Accanto agli aspetti economici, gli esperti sottolineano anche il ruolo crescente dell’economia circolare. Il riutilizzo dei prodotti consente infatti di ridurre i rifiuti e prolungare il ciclo di vita dei beni, con effetti positivi sull’impatto ambientale complessivo dei consumi. Non a caso, diversi rapporti sul settore indicano il second hand come uno dei comparti in maggiore espansione all’interno del retail europeo.
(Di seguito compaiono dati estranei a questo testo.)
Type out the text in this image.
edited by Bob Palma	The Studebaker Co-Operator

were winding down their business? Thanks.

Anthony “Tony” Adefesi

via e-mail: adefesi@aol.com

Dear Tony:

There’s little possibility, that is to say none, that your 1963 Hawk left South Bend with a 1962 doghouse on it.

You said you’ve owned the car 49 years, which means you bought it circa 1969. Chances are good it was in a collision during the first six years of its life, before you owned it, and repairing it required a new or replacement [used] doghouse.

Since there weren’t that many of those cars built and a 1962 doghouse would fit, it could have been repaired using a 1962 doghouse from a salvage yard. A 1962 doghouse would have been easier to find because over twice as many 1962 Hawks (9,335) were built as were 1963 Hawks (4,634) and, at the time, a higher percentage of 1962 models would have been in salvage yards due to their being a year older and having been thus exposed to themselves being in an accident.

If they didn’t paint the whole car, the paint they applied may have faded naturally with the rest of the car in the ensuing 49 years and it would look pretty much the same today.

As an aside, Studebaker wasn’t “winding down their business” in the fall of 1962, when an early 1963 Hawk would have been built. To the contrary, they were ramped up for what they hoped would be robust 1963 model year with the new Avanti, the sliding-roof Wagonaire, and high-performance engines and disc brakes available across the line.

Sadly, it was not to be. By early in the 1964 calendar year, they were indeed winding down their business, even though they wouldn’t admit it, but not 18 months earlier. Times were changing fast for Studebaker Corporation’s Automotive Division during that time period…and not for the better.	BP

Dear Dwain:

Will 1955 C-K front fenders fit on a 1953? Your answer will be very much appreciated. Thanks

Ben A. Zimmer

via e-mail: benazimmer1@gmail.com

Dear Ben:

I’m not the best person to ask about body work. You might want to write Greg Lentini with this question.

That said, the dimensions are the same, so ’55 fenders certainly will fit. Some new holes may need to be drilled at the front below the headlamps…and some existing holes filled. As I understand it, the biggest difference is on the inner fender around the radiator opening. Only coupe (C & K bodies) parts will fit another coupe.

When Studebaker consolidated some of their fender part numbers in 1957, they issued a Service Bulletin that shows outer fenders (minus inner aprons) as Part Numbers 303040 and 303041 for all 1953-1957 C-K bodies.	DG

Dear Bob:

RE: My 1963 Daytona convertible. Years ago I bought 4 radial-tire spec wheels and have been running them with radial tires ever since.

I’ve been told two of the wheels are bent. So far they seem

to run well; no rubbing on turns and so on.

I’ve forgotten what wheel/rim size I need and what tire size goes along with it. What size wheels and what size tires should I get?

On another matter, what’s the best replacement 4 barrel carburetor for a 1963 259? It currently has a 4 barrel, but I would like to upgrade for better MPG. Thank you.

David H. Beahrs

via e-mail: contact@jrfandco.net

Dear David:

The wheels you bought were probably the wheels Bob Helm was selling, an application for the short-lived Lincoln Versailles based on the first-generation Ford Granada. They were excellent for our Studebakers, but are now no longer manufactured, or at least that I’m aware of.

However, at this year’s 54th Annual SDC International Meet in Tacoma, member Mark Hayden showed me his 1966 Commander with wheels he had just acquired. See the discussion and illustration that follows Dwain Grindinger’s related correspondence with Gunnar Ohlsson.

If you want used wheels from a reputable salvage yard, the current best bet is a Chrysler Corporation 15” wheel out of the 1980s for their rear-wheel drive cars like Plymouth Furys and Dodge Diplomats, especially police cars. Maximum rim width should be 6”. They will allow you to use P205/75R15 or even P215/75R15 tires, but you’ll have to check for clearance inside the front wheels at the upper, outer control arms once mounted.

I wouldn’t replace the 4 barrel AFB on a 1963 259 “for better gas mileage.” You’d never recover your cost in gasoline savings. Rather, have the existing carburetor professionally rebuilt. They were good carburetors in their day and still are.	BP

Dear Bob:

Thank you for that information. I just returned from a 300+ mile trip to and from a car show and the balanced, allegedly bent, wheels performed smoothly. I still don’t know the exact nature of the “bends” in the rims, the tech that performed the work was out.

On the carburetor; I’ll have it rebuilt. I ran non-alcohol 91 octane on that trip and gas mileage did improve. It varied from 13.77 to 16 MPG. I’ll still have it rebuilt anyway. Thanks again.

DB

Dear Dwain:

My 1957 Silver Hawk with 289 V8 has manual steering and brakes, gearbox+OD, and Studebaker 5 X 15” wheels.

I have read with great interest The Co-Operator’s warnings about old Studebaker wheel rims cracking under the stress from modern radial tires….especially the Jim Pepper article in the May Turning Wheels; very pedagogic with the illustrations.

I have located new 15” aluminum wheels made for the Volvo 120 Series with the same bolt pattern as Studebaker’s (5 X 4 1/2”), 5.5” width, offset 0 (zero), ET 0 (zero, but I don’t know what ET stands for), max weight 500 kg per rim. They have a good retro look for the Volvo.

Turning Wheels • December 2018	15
Resta però un quadro disomogeneo. Se da un lato l’usato si rafforza come risposta alla crisi del costo della vita, dall’altro emergono differenze territoriali e sociali: non tutte le fasce di popolazione hanno lo stesso accesso ai canali digitali o la stessa propensione culturale a questo tipo di acquisti. Inoltre, il settore si confronta con nuove sfide, come la regolazione del commercio online e la necessità di garantire standard di qualità e sicurezza dei prodotti.
In questo contesto, il mercato della seconda mano appare sempre più come un indicatore della trasformazione dei consumi contemporanei: non solo una scelta dettata dall’emergenza economica, ma un modello che intreccia risparmio, sostenibilità e nuove abitudini digitali.